Die Genferinnen und Genfer folgten damit dem Vorschlag der Regierung und der Mehrheit des Kantonsparlaments.

Diese waren zum Schluss gekommen, dass die elektronische Stimmabgabe sicher ist und einem Bedürfnis entspricht.

Die Regierung erwartet, dass die Stimmabgabe übers Internet - wie bereits die Einführung der brieflichen Stimmabgabe im Jahr 1995 - zu einer höheren Stimmbeteiligung führen wird.

Die Gegner des E-Voting hatten Zweifel über die Sicherheit ins Feld geführt, konnten damit aber die Mehrheit des Stimmvolks nicht überzeugen.

Steuerobergrenze für Schwerreiche

Die Stimmberechtigten des Kantons Waadt haben einer Steuerobergrenze für Schwerreiche zugestimmt. Die Einführung eines sogenannten «Steuerschutzschildes» im Gemeindesteuergesetz wurde mit 121'509 gegen 75'279 Stimmen angenommen. Damit soll fortan der Gesamtbetrag der kantonalen und kommunalen Steuern bei sehr reichen Steuerpflichtigen höchstens 60 Prozent des Netto-Einkommens betragen.

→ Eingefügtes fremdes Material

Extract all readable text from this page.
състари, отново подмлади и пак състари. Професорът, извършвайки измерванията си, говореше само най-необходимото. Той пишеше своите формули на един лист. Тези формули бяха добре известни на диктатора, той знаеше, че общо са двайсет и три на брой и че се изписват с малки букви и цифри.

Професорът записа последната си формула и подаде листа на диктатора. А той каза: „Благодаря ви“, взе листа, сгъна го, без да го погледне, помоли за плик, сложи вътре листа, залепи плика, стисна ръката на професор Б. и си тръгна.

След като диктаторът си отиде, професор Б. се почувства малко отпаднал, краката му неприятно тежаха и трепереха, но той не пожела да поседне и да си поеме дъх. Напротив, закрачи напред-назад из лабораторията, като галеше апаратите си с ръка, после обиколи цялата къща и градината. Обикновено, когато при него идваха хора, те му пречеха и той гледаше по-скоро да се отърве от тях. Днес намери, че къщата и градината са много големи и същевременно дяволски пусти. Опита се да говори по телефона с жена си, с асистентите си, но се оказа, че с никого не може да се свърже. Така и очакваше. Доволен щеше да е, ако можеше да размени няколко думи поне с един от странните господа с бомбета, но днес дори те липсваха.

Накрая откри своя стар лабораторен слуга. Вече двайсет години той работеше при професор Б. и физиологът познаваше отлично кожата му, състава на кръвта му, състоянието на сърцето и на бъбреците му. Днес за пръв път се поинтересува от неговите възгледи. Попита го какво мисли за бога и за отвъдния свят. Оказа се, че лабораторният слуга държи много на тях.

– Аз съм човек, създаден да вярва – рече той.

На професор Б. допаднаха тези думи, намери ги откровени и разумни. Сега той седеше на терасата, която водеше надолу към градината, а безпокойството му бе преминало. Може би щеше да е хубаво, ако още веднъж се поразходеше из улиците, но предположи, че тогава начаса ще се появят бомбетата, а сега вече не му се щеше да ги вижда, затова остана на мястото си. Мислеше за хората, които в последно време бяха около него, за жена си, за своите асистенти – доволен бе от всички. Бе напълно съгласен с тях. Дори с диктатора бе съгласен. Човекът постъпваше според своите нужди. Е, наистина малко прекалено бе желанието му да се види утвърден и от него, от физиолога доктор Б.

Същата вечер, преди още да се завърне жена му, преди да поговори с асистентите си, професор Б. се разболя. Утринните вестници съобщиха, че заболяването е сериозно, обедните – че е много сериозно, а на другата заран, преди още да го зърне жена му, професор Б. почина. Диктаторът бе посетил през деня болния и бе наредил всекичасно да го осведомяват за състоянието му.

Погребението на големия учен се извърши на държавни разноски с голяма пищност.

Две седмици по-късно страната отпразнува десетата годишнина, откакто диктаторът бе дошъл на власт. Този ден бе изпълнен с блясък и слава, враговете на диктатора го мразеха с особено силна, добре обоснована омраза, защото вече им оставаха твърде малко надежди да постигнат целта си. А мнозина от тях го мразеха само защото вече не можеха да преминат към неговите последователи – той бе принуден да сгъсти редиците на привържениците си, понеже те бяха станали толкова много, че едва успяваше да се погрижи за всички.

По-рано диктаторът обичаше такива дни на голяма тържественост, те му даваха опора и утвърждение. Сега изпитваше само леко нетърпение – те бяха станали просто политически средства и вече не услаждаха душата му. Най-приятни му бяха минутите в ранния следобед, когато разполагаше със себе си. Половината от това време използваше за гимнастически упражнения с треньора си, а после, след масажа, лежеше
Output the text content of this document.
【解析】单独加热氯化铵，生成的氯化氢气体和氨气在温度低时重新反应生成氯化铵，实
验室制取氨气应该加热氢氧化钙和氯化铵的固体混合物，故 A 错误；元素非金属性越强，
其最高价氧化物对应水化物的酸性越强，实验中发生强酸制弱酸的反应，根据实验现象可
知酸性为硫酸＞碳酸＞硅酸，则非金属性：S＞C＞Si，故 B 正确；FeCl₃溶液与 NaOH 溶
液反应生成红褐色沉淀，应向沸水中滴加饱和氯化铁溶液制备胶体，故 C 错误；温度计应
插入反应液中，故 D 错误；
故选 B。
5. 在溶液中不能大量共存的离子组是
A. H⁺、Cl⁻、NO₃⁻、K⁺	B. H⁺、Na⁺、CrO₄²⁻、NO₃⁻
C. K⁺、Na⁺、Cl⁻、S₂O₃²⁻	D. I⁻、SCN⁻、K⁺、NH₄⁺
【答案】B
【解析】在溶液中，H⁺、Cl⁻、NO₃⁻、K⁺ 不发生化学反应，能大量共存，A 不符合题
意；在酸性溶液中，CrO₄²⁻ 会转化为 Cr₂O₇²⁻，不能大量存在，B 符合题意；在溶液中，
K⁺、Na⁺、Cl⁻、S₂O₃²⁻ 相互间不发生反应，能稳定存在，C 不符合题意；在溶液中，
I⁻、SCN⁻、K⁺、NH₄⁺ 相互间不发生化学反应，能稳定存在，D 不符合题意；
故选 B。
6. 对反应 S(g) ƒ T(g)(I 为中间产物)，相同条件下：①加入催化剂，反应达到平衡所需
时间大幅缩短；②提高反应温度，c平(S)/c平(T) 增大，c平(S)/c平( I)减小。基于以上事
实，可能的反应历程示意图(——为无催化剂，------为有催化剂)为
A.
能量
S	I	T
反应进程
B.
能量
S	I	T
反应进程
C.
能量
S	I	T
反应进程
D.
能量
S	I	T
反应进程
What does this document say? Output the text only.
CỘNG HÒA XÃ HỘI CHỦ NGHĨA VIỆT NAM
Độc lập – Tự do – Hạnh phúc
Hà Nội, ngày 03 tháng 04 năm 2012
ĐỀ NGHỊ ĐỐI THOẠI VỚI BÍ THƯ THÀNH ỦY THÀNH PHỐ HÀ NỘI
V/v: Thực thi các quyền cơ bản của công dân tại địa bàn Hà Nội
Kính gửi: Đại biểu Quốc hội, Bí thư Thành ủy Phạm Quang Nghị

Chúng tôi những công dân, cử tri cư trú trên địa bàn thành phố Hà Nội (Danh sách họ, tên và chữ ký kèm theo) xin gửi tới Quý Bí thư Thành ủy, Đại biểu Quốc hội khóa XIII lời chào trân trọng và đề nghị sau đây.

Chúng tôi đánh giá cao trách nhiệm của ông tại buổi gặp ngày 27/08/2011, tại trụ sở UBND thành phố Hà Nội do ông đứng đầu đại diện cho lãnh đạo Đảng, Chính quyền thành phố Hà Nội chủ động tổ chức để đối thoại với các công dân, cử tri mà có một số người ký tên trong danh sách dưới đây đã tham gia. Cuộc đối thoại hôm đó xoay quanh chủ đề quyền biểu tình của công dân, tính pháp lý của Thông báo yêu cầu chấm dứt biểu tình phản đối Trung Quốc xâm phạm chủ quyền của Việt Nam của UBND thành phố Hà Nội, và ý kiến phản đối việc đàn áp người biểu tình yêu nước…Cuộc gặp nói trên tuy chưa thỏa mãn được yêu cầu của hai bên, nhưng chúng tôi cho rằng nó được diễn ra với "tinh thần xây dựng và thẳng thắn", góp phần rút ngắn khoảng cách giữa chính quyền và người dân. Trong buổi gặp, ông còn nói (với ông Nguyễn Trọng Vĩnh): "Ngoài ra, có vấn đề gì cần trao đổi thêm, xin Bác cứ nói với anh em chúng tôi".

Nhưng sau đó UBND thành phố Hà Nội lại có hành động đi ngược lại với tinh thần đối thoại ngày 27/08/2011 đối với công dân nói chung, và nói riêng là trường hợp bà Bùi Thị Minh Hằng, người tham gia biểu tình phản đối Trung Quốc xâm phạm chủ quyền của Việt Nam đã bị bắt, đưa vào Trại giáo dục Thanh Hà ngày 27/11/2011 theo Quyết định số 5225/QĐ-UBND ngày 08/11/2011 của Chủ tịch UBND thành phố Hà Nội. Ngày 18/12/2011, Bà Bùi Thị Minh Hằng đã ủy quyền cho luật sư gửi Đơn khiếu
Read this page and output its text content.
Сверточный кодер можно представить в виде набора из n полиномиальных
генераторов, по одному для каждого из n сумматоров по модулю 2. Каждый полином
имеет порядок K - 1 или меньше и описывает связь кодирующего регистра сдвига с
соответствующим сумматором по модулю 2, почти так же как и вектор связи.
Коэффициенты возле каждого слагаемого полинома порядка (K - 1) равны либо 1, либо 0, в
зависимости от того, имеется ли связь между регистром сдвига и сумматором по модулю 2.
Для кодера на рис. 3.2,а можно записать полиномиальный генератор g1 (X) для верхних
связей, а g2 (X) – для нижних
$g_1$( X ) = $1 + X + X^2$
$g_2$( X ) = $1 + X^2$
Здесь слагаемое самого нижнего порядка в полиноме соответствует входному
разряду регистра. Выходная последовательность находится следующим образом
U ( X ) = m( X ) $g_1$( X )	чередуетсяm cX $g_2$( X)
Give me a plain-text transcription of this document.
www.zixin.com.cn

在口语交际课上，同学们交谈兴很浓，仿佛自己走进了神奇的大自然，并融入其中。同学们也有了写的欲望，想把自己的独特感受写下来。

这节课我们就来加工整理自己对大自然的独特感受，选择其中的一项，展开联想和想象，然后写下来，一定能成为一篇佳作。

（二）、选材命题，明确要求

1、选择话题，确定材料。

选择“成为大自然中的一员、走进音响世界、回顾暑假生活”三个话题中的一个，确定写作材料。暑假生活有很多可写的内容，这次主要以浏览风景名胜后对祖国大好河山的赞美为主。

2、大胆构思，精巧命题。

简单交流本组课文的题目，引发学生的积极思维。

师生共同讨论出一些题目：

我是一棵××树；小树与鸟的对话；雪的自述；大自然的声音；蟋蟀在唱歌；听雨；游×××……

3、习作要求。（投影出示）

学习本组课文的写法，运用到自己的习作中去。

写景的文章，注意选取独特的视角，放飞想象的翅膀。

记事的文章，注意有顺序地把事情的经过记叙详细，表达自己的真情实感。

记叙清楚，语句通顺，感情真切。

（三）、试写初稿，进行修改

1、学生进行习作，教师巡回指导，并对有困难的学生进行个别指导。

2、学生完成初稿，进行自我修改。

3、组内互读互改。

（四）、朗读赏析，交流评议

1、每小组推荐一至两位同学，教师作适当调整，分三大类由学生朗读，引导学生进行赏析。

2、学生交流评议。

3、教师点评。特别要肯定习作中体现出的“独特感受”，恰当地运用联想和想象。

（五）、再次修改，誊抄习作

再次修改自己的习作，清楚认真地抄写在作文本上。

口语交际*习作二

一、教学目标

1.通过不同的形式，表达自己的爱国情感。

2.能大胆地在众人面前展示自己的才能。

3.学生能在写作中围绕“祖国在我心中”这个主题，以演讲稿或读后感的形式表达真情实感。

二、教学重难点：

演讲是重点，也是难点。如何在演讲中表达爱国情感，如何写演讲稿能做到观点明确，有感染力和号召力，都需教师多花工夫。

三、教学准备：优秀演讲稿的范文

Die zweite Steuervorlage, eine Revision des Gesetzes über die direkten Kantonssteuern, wurde mit 139'150 gegen 57'596 Stimmen angenommen. Damit sollen Familien und Unternehmen um je knapp 72 Millionen Franken entlastet werden.

Wassergesetz im Jura abgelehnt

Auch im Kanton Jura wurde abgestimmt: Die Stimmberechtigten verwarfen ein neues Wassergesetz in einer Referendumsabstimmung mit 13'095 zu 11'173 Stimmen. Somit wird keine neue Wassergebühr zu Gunsten von Leitungsnetzsanierungen erhoben.

Die Vorlage hatte pro verbrauchtem Kubikmeter Wasser eine Zusatzgebühr von 40 Rappen vorgesehen. Das Geld wäre in einen Fonds zur Unterstützung von Netzsanierungen in den Gemeinden geflossen.